La replica baskonista è paziente, si lavora sotto le plance con Omoruyi (15 alla fine) mentre scalda i motori l’ex Olimpia Luwawu-Cabarrot (28, miglior marcatore all time per il club in un singolo match di coppa) dal perimetro (15-9).
Altri 6 punti consecutivi del francese, arrivati a cronometro fermo, sono il preludio per il pari che firma Matteo Spagnolo che ispira anche il sorpasso firmato Omoruyi (17-19) per un parziale di 17-4.
Si risveglia, quindi, la formazione capitolina, dalla serie di scambi di canestri si arriva al 10’ sul 26 pari siglato da Trent Forrest che mette i primi mattoncini della sua quasi tripla doppia da 22 punti, 9 rimbalzi e 11 assist.
L’avvio di seconda frazione vede il primo vantaggio di due possessi basco prodotto dalla tripla di Mamadi Diakité; la reazione del Real è rabbiosa, Maledon lucra punti a cronometro fermo, Feliz ristappa il canestro dal perimetro e Len fa la voce grossa sotto i tabelloni, il break è di 14-0 e riporta il vantaggio merengue in doppia cifra (40-30).
Ancora una volta Luwawu-Cabarrot ridesta l’attacco blaugrana, 10 punti in pochissimi possessi permettono quantomeno di tenere il passo avversario, un paio di vittorie difensive permettono di andare all’intervallo lungo con un ritardo di appena 5 lunghezze (52-47).
Il transalpino è ancora l’anima dell’offensiva di Galbiati, è lui a replicare ad Hezonja e Deck, toccando il ventello già ad inizio ripresa, poi completa l’aggancio a quota 57 quando il cronometro segna 6’24” all’ultimo giro di boa.
Sembra essere di nuovo tutto in gioco ma il Real opera un nuovo strappo che vale il +8 con vari protagonisti ed una certa tendenza a sprecare, però, parte delle opportunità dalla lunetta.
TLC, invece, le sfrutta, i tre liberi che lo portano a quota 28 valgono il 72-67 del 30’.
È qui che il testimone passa a Forrest; l’ex Utah Jazz e Atlanta Hawks ricuce lo strappo innescando Omoruyi dal perimetro e guadagnandosi un gioco da 3 punti (74-73), la connessione con il pop del lungo nigeriano vale anche il pareggio (79-79), il sorpasso, ancora firmato da Omoruyi, arriva 40” dopo.

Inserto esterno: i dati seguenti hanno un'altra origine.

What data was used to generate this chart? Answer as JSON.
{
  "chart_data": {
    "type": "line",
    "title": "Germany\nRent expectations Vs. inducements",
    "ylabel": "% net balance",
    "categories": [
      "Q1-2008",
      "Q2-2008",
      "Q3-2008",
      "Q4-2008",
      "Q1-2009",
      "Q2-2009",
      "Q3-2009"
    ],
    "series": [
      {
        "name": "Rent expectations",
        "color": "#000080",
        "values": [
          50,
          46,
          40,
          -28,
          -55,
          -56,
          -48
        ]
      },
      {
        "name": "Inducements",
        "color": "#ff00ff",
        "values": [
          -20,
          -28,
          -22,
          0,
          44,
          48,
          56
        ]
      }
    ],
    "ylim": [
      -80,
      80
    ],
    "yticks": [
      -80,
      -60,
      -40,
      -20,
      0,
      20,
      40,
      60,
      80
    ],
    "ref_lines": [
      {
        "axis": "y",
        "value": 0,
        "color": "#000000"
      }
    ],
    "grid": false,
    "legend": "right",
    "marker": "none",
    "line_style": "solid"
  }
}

È, però, il momento che decide le stagioni e può segnare le carriere.
Howard, gregario di lusso ma dalla grande abnegazione, si prende il primo tiro della propria gara quando mancano 2’08” al termine delle ostilità, Maledon ha i liberi per pareggiare ma lascia sul ferro il secondo (86-87).

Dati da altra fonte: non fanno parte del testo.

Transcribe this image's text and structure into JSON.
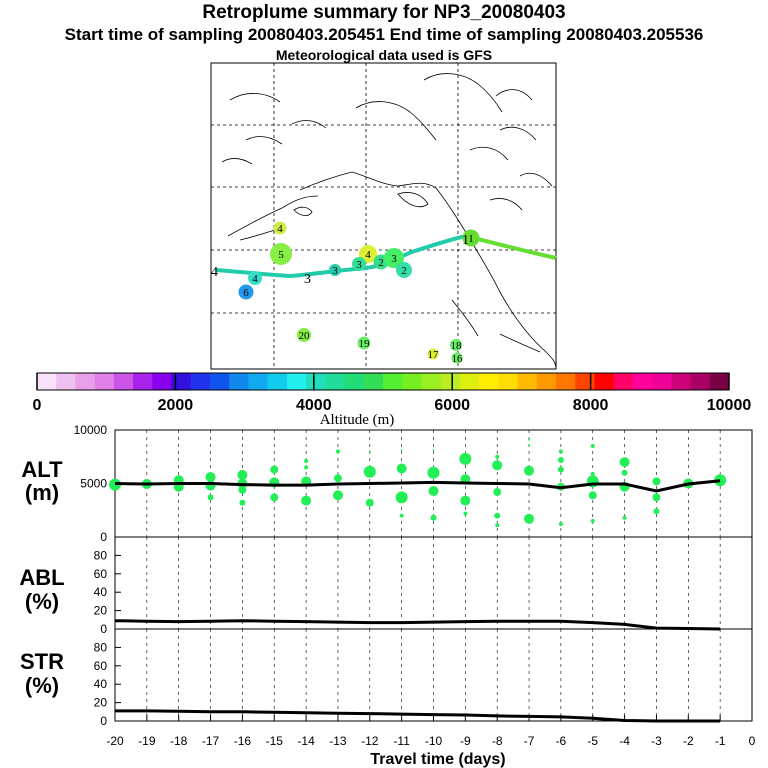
{
  "header": {
    "title": "Retroplume summary for NP3_20080403",
    "subtitle": "Start time of sampling 20080403.205451     End time of sampling 20080403.205536",
    "met": "Meteorological data used is GFS"
  },
  "colors": {
    "plume_track": "#22ccaa",
    "plume_track_east": "#66dd33",
    "alt_points": "#22ee55",
    "median_line": "#000000",
    "coast": "#000000"
  },
  "chart_data": [
    {
      "type": "map",
      "title": "Retroplume positions",
      "labels": [
        {
          "text": "4",
          "size": 9,
          "color": "#ccee44"
        },
        {
          "text": "5",
          "size": 18,
          "color": "#88ee44"
        },
        {
          "text": "4",
          "size": 10,
          "color": "#33ddcc"
        },
        {
          "text": "6",
          "size": 11,
          "color": "#2299ee"
        },
        {
          "text": "3",
          "size": 8,
          "color": "#22ccaa"
        },
        {
          "text": "4",
          "size": 14,
          "color": "#ddee33"
        },
        {
          "text": "3",
          "size": 10,
          "color": "#33dd99"
        },
        {
          "text": "2",
          "size": 11,
          "color": "#33dd88"
        },
        {
          "text": "3",
          "size": 16,
          "color": "#44ee66"
        },
        {
          "text": "2",
          "size": 12,
          "color": "#33ddaa"
        },
        {
          "text": "1",
          "size": 13,
          "color": "#66dd33"
        },
        {
          "text": "20",
          "size": 10,
          "color": "#88ee44"
        },
        {
          "text": "19",
          "size": 9,
          "color": "#66ee66"
        },
        {
          "text": "18",
          "size": 8,
          "color": "#66ee66"
        },
        {
          "text": "17",
          "size": 7,
          "color": "#ddee33"
        },
        {
          "text": "16",
          "size": 7,
          "color": "#66ee66"
        }
      ],
      "track_labels": [
        "4",
        "3",
        "1"
      ]
    },
    {
      "type": "colorbar",
      "xlabel": "Altitude (m)",
      "range": [
        0,
        10000
      ],
      "ticks": [
        0,
        2000,
        4000,
        6000,
        8000,
        10000
      ],
      "colors": [
        "#f8e0f8",
        "#f0c0f0",
        "#e8a0e8",
        "#e080e8",
        "#cc55e8",
        "#aa22ee",
        "#8800ee",
        "#3311dd",
        "#2233ee",
        "#1155ee",
        "#1188ee",
        "#11aaee",
        "#11ccee",
        "#22eeee",
        "#22ddbb",
        "#22dd99",
        "#22dd77",
        "#33dd55",
        "#55ee33",
        "#77ee22",
        "#99ee22",
        "#bbee22",
        "#ddee11",
        "#ffee00",
        "#ffdd00",
        "#ffbb00",
        "#ff9900",
        "#ff7700",
        "#ff4400",
        "#ff0000",
        "#ff0066",
        "#ff0099",
        "#ee0099",
        "#cc0077",
        "#aa0066",
        "#770044"
      ]
    },
    {
      "type": "scatter",
      "name": "ALT",
      "ylabel_line1": "ALT",
      "ylabel_line2": "(m)",
      "ylim": [
        0,
        10000
      ],
      "ytick_labels": [
        "10000",
        "5000",
        "0"
      ],
      "yticks": [
        10000,
        5000,
        0
      ],
      "median": [
        {
          "x": -20,
          "y": 5000
        },
        {
          "x": -19,
          "y": 4950
        },
        {
          "x": -18,
          "y": 5000
        },
        {
          "x": -17,
          "y": 5000
        },
        {
          "x": -16,
          "y": 4900
        },
        {
          "x": -15,
          "y": 4850
        },
        {
          "x": -14,
          "y": 4850
        },
        {
          "x": -13,
          "y": 4950
        },
        {
          "x": -12,
          "y": 5000
        },
        {
          "x": -11,
          "y": 5050
        },
        {
          "x": -10,
          "y": 5100
        },
        {
          "x": -9,
          "y": 5050
        },
        {
          "x": -8,
          "y": 5000
        },
        {
          "x": -7,
          "y": 4950
        },
        {
          "x": -6,
          "y": 4600
        },
        {
          "x": -5,
          "y": 4950
        },
        {
          "x": -4,
          "y": 4950
        },
        {
          "x": -3,
          "y": 4300
        },
        {
          "x": -2,
          "y": 4950
        },
        {
          "x": -1,
          "y": 5250
        }
      ],
      "points": [
        {
          "x": -20,
          "y": 4900,
          "size": 6
        },
        {
          "x": -19,
          "y": 4950,
          "size": 5
        },
        {
          "x": -18,
          "y": 5300,
          "size": 5
        },
        {
          "x": -18,
          "y": 4700,
          "size": 5
        },
        {
          "x": -17,
          "y": 5600,
          "size": 5
        },
        {
          "x": -17,
          "y": 4800,
          "size": 5
        },
        {
          "x": -17,
          "y": 3700,
          "size": 3
        },
        {
          "x": -16,
          "y": 5800,
          "size": 5
        },
        {
          "x": -16,
          "y": 5000,
          "size": 5
        },
        {
          "x": -16,
          "y": 4400,
          "size": 4
        },
        {
          "x": -16,
          "y": 3200,
          "size": 3
        },
        {
          "x": -15,
          "y": 6300,
          "size": 4
        },
        {
          "x": -15,
          "y": 5100,
          "size": 5
        },
        {
          "x": -15,
          "y": 3700,
          "size": 4
        },
        {
          "x": -14,
          "y": 7100,
          "size": 2
        },
        {
          "x": -14,
          "y": 6500,
          "size": 2
        },
        {
          "x": -14,
          "y": 5200,
          "size": 5
        },
        {
          "x": -14,
          "y": 3400,
          "size": 5
        },
        {
          "x": -13,
          "y": 8000,
          "size": 2
        },
        {
          "x": -13,
          "y": 5500,
          "size": 4
        },
        {
          "x": -13,
          "y": 3900,
          "size": 5
        },
        {
          "x": -12,
          "y": 8000,
          "size": 1
        },
        {
          "x": -12,
          "y": 6100,
          "size": 6
        },
        {
          "x": -12,
          "y": 3200,
          "size": 4
        },
        {
          "x": -11,
          "y": 8100,
          "size": 1
        },
        {
          "x": -11,
          "y": 6400,
          "size": 5
        },
        {
          "x": -11,
          "y": 3700,
          "size": 6
        },
        {
          "x": -11,
          "y": 2000,
          "size": 2
        },
        {
          "x": -10,
          "y": 8100,
          "size": 1
        },
        {
          "x": -10,
          "y": 6000,
          "size": 6
        },
        {
          "x": -10,
          "y": 4300,
          "size": 5
        },
        {
          "x": -10,
          "y": 1800,
          "size": 3
        },
        {
          "x": -9,
          "y": 7300,
          "size": 6
        },
        {
          "x": -9,
          "y": 5400,
          "size": 5
        },
        {
          "x": -9,
          "y": 3400,
          "size": 5
        },
        {
          "x": -9,
          "y": 2200,
          "size": 2
        },
        {
          "x": -8,
          "y": 7500,
          "size": 2
        },
        {
          "x": -8,
          "y": 6700,
          "size": 5
        },
        {
          "x": -8,
          "y": 4200,
          "size": 4
        },
        {
          "x": -8,
          "y": 2000,
          "size": 3
        },
        {
          "x": -8,
          "y": 1100,
          "size": 2
        },
        {
          "x": -7,
          "y": 9100,
          "size": 1
        },
        {
          "x": -7,
          "y": 8600,
          "size": 1
        },
        {
          "x": -7,
          "y": 6200,
          "size": 5
        },
        {
          "x": -7,
          "y": 1700,
          "size": 5
        },
        {
          "x": -6,
          "y": 8000,
          "size": 2
        },
        {
          "x": -6,
          "y": 7200,
          "size": 3
        },
        {
          "x": -6,
          "y": 6300,
          "size": 3
        },
        {
          "x": -6,
          "y": 4700,
          "size": 4
        },
        {
          "x": -6,
          "y": 1200,
          "size": 2
        },
        {
          "x": -5,
          "y": 8500,
          "size": 2
        },
        {
          "x": -5,
          "y": 5900,
          "size": 2
        },
        {
          "x": -5,
          "y": 5200,
          "size": 6
        },
        {
          "x": -5,
          "y": 3900,
          "size": 4
        },
        {
          "x": -5,
          "y": 1500,
          "size": 2
        },
        {
          "x": -4,
          "y": 7000,
          "size": 5
        },
        {
          "x": -4,
          "y": 6000,
          "size": 3
        },
        {
          "x": -4,
          "y": 4700,
          "size": 5
        },
        {
          "x": -4,
          "y": 1800,
          "size": 2
        },
        {
          "x": -3,
          "y": 5200,
          "size": 4
        },
        {
          "x": -3,
          "y": 3700,
          "size": 4
        },
        {
          "x": -3,
          "y": 2400,
          "size": 3
        },
        {
          "x": -2,
          "y": 5000,
          "size": 5
        },
        {
          "x": -1,
          "y": 5300,
          "size": 6
        }
      ]
    },
    {
      "type": "line",
      "name": "ABL",
      "ylabel_line1": "ABL",
      "ylabel_line2": "(%)",
      "ylim": [
        0,
        100
      ],
      "ytick_labels": [
        "80",
        "60",
        "40",
        "20",
        "0"
      ],
      "yticks": [
        80,
        60,
        40,
        20,
        0
      ],
      "x": [
        -20,
        -19,
        -18,
        -17,
        -16,
        -15,
        -14,
        -13,
        -12,
        -11,
        -10,
        -9,
        -8,
        -7,
        -6,
        -5,
        -4,
        -3,
        -2,
        -1
      ],
      "values": [
        9,
        8.5,
        8,
        8.5,
        9,
        8.5,
        8,
        7.5,
        7,
        7,
        7.5,
        8,
        8.5,
        8.5,
        8.5,
        7,
        5,
        1,
        0.5,
        0
      ]
    },
    {
      "type": "line",
      "name": "STR",
      "ylabel_line1": "STR",
      "ylabel_line2": "(%)",
      "ylim": [
        0,
        100
      ],
      "ytick_labels": [
        "80",
        "60",
        "40",
        "20",
        "0"
      ],
      "yticks": [
        80,
        60,
        40,
        20,
        0
      ],
      "xlabel": "Travel time (days)",
      "xtick_labels": [
        "-20",
        "-19",
        "-18",
        "-17",
        "-16",
        "-15",
        "-14",
        "-13",
        "-12",
        "-11",
        "-10",
        "-9",
        "-8",
        "-7",
        "-6",
        "-5",
        "-4",
        "-3",
        "-2",
        "-1",
        "0"
      ],
      "x": [
        -20,
        -19,
        -18,
        -17,
        -16,
        -15,
        -14,
        -13,
        -12,
        -11,
        -10,
        -9,
        -8,
        -7,
        -6,
        -5,
        -4,
        -3,
        -2,
        -1
      ],
      "values": [
        11,
        11,
        10.5,
        10,
        10,
        9.5,
        9,
        8.5,
        8,
        7.5,
        7,
        6.5,
        5.5,
        5,
        4.5,
        3,
        0.5,
        0,
        0,
        0
      ]
    }
  ]
}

È l’occasione che il Baskonia aspettava; Forrest brucia Tavares nel mismatch e capitalizza un gioco da 3 punti, Howard si guadagna anch’egli una gita in lunetta e firma il +6 (86-92).
La narrativa del Real Madrid è piena zeppa di situazioni epiche, rimonte pazzesche, “mandarinas” decisive di Llull quando tutto sembrava perduto e “noventa minuti en el Bernabéu son molto longos” (cit. Juanito); Hezonja prova a rinverdire l’epica merengue con la tripla in uscita dal time out, ma quello è l’ultimo canestro che i blancos faranno.

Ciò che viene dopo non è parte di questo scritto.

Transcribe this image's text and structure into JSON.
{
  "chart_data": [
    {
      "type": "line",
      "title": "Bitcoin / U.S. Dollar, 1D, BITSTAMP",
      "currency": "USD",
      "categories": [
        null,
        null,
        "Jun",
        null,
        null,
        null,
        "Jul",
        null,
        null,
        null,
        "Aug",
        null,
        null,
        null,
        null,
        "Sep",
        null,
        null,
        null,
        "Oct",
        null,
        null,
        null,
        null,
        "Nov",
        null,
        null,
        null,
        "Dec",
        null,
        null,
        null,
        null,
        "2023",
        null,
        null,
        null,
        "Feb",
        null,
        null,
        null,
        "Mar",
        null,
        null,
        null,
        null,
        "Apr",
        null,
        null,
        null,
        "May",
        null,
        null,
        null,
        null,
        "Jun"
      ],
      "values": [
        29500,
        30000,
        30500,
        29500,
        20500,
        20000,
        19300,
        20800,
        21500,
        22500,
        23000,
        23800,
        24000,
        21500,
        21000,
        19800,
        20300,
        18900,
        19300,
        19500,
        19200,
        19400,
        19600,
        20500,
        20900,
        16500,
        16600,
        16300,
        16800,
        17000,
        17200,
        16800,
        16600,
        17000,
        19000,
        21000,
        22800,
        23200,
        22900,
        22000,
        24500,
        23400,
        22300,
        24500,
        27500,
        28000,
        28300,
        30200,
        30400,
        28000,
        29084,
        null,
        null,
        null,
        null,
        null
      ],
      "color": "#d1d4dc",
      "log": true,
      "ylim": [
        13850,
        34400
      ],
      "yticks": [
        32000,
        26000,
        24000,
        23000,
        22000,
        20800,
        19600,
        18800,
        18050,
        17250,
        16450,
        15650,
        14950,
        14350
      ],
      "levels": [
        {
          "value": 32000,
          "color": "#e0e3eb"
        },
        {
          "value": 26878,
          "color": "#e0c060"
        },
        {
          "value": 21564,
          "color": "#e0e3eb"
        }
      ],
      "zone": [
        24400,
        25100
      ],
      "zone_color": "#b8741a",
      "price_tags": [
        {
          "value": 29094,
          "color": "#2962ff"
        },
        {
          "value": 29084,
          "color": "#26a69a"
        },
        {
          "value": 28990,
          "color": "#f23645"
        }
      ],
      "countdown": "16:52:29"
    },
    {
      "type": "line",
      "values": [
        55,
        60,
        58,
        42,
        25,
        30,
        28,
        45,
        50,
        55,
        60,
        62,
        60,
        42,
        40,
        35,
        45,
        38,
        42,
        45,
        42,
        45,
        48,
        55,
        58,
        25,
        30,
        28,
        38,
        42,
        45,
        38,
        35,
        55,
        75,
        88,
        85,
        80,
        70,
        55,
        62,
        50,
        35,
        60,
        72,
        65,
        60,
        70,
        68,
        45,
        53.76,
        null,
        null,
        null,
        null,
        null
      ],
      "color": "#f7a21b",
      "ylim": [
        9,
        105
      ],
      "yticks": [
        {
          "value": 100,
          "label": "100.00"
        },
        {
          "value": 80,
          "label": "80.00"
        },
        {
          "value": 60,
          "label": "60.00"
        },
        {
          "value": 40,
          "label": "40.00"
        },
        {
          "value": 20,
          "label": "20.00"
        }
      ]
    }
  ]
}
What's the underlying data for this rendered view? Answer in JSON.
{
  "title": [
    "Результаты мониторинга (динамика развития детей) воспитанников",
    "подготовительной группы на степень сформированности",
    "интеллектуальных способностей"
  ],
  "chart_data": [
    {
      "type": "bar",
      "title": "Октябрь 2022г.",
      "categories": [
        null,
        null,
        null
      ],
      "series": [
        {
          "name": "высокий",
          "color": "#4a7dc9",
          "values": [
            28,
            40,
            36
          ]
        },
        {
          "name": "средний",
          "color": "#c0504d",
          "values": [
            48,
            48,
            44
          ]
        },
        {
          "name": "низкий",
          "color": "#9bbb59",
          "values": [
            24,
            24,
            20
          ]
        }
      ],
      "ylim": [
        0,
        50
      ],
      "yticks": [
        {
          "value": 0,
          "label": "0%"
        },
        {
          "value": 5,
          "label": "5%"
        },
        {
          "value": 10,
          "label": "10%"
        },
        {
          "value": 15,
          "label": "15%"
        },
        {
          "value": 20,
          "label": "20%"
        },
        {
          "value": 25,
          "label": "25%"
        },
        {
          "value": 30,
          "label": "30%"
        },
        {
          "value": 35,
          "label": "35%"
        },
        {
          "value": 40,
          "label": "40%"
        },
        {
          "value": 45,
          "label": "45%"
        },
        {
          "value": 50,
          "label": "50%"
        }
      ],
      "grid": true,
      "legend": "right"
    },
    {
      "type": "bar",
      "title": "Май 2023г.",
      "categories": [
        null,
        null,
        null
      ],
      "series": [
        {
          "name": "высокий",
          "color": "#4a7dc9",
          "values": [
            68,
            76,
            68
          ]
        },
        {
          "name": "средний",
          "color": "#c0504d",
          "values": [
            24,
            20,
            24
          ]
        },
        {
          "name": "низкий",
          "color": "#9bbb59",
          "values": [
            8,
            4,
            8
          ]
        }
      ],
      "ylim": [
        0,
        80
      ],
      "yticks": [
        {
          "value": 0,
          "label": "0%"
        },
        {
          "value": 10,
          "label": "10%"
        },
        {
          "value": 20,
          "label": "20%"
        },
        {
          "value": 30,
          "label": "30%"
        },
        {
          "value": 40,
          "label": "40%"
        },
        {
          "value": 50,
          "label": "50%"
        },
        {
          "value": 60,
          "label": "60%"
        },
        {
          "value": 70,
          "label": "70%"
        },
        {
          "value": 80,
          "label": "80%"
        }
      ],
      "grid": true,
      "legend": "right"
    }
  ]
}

Il Baskonia, invece, ne ha ancora, altri due punti di Howard valgono il +5 (89-94) a 42” dalla sirena, i liberi di Forrest e la palla persa, oggetto di lunga revisione all’Instant Replay, da Feliz fanno partire la festa.
MISSIONE COMPIUTA
Il coro segue le stesse note, cambia l’ultimo verso: “Por la mañana café, por la tarde ron, Paolo Galbiati me hizo campeón”.
È un tripudio, il tripudio di una tifoseria che ha visto nel coach italiano il condottiero capace di illuminare il buio che da troppo tempo incombeva sulla Fernando Buesa Arena.
La Copa del Rey torna a Vitoria 17 anni dopo quella stoppata di Pete Mickeal che cancellò il tiro per vincere di Berni Rodríguez, missione compiuta Paolo, sei Txapeldunak (Campione).